Inaction is an appropriate response to this type of situation. I can understand someone's impulse that "I'm going to get this to stop myself and everyone will thank me for it". If that's you, maybe your best option is to sit on your hands. Or if you really have to be pro-active, create a filter that automatically takes emails with that subject line or distribution list to the trash. But, for God's sakes man, don't hit reply all.


*I'm going to continue to document situations where it's best to do nothing. I think this is really interesting.

Friday, June 10, 2011

You don't have to act on every impulse

I got on the elevator this morning after buying my Cherry Coke Zero, the lifeblood of my workweek, at the canteen store in the sub-basement. Another woman gets on. I'm standing in the elevator operator position so I say ask her which floor she wants to go to. She says "lobby". Because our building's elevator software is programmed to always stop on the first floor, instead of pressing the 'L' button, I said "oh, ok. We'll hit that on the way up."  All of the elevators are programmed that way. It is inconvenient, but everyone knows the deal. I think she felt slighted that I didn't act on her request, so instead of just trusting me that the elevator would stop where she wanted, she reaches over to push the button. But it was too late, we were already there, the doors were already opening. Just as I said they would. I think it was less about being correct than it was that my response didn't meet to her expectation that I would act on her request.

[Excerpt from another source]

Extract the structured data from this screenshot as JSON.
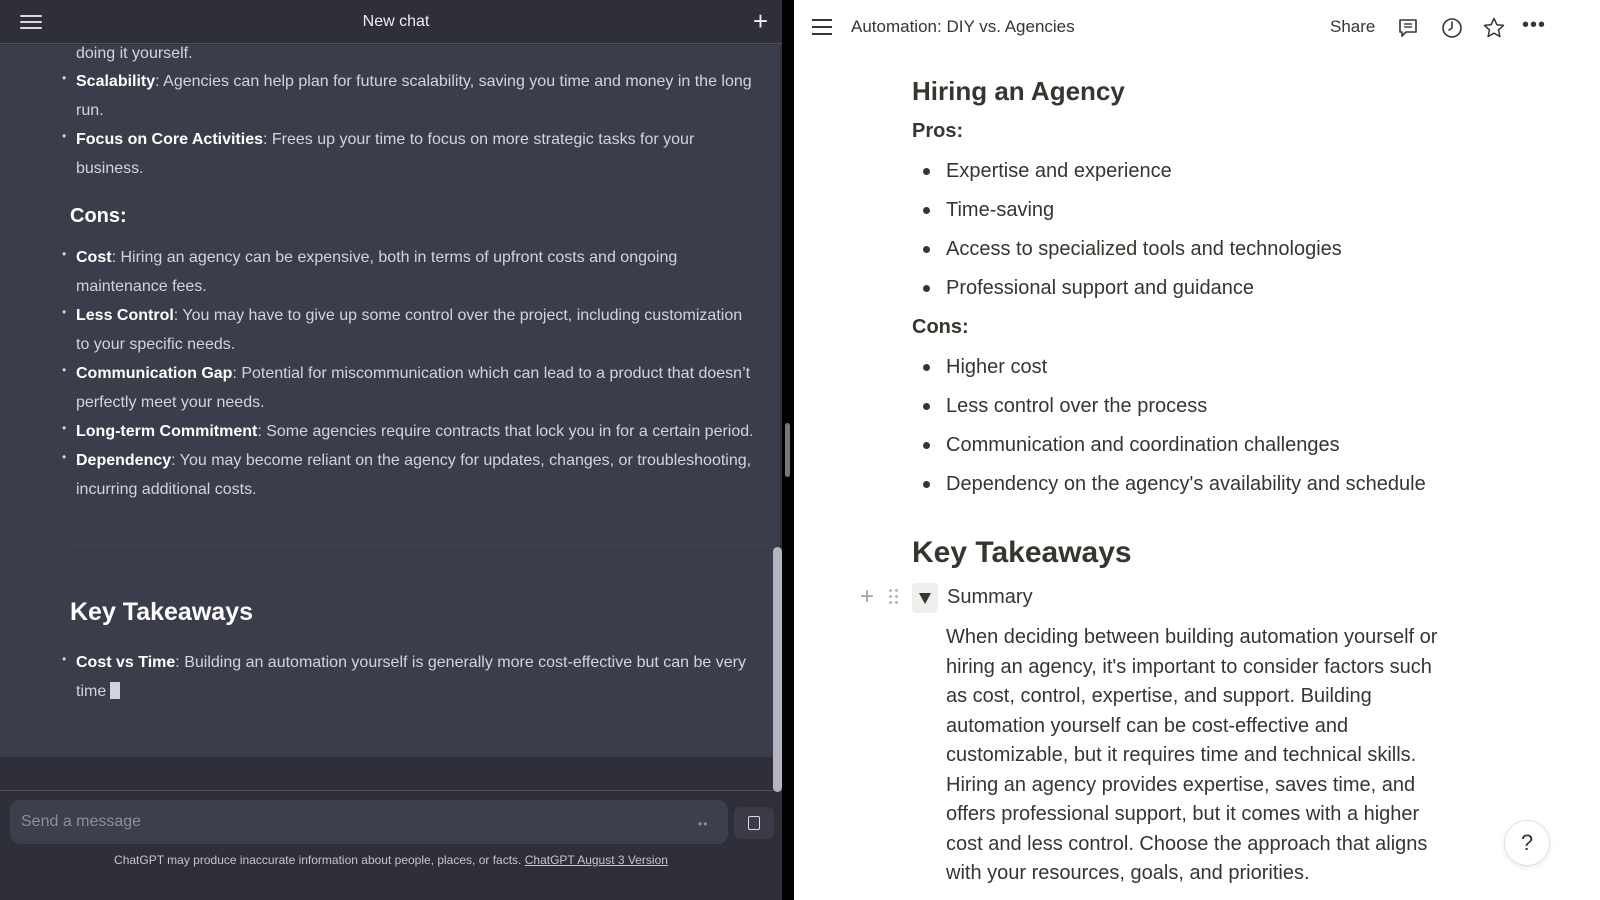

This interaction got me thinking - a lot of people demand action. The economy's bad, do something! $787 billion stimulus didn't work, do some more! Oh shit, my portfolio is down 30%, these stocks are no good, I need to sell them!

But that's not the case. When things are happening, you don't have to participate, especially with investing. Sometimes the best course is inaction. If the pain is too unbearable, don't log into the accounts, throw away the monthly statements unopened. By all means, know what's going on with the companies you invest in, but ignore Mr. Market. You don't have to trade with him.

The point is, if you become aware of some of our tendencies as people that you can correct those behaviors. So don't automatically call for something to be done just because you perceive there to be a problem. A lot of the time, things resolve themselves.